Travel ban on Taiwan over COVID-19 lifted
Taipei 101 is a supertall skyscraper located in Xinyi, Taipei, Taiwan
Taiwan Tourism Bureau

Travel ban on Taiwan over COVID-19 lifted

Ratziel San Juan ( - February 14, 2020 - 6:47pm

MANILA, Philippines — The Philippine government on Friday lifted the controversial travel ban imposed on Taiwan in response to the 2019 coronavirus or COVID-19 outbreak, based on the decision of the inter-agency task force helmed by Health Secretary Francisco Duque III.

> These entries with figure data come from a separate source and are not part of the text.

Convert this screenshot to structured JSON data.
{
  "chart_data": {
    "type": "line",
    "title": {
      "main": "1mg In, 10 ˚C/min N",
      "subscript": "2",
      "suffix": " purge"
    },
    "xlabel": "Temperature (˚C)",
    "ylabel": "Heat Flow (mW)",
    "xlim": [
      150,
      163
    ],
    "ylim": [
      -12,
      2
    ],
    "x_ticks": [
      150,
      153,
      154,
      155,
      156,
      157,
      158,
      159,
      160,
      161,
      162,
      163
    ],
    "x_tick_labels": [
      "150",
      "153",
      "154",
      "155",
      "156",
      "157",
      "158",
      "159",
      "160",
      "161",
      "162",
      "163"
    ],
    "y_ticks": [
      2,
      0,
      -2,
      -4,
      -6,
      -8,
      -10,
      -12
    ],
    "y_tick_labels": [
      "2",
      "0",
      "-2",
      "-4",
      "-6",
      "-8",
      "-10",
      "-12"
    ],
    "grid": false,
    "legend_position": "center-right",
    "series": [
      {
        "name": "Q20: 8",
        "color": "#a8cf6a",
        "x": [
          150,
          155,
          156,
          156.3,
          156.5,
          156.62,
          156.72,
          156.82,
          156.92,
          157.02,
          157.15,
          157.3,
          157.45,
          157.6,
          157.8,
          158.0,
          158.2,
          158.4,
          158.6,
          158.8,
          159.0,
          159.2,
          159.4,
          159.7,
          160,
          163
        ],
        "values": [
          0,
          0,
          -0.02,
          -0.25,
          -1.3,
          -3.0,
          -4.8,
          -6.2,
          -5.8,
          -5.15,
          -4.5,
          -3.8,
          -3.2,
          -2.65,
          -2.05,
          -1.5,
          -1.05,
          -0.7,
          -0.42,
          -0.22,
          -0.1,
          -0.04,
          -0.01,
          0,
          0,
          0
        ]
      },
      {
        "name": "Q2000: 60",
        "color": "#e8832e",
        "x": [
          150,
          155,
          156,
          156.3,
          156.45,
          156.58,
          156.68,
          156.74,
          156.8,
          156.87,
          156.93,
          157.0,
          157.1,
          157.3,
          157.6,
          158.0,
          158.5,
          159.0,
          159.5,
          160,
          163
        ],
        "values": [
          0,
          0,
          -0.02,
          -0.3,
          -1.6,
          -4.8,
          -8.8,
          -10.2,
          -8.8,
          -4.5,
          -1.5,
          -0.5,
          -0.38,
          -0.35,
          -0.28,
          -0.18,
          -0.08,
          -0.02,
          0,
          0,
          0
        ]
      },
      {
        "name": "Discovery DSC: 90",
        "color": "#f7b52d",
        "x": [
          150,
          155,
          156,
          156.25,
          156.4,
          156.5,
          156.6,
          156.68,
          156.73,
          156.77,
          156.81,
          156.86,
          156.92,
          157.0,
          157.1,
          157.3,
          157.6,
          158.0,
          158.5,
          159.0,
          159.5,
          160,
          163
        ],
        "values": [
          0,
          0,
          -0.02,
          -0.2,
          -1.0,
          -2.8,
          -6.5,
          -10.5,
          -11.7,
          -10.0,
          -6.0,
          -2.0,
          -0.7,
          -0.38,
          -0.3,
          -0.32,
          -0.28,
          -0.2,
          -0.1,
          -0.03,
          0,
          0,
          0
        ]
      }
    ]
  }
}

“The Palace confirms that the [task force] has resolved to lift the travel restrictions imposed upon Taiwan, effective immediately. Accordingly, travel may now be made by any national to Taiwan from the Philippines and vice versa,” presidential spokesperson Salvador Panelo said in a Friday statement.

“The lifting of travel restrictions for Taiwan has been agreed by the members of the [task force] by reason of the strict measures they are undertaking, as well as the protocols they are implementing to address the COVID-19.”

The task force will also assess other areas, including Macau for possible lifting of the travel ban.

“Meanwhile, the [task force] will likewise evaluate other jurisdictions, including Macau, for the possible lifting of the imposed travel ban after their submission of the protocols being observed by their government which prevent potential carriers of the said virus from entering and deporting their territory and enable others to determine the recent travel history of any traveler exiting their borders,” the statement read.

Earlier this month, the Philippines placed a temporary travel ban on China and its special administrative regions Hong Kong and Macau to contain the newly discovered strain of coronavirus, which has infected 46,997 globally, based on the World Health Organization's latest situational report.

Travel to and from Taiwan was subsequently prohibited since the state is officially listed under China by the World Health Organization, according to the Department of Health, which cited the One-China policy.

Taiwan is treated by many countries and international organizations, including the United Nations, as part of China under the said policy, denying diplomatic relationships and memberships to Taiwan.

RELATED: Taiwan already included in temporary travel ban — DOH

The travel ban was criticized by the Taiwanese government which said the measure was based on "wrong information" since Taiwan is not under the People's Republic of China.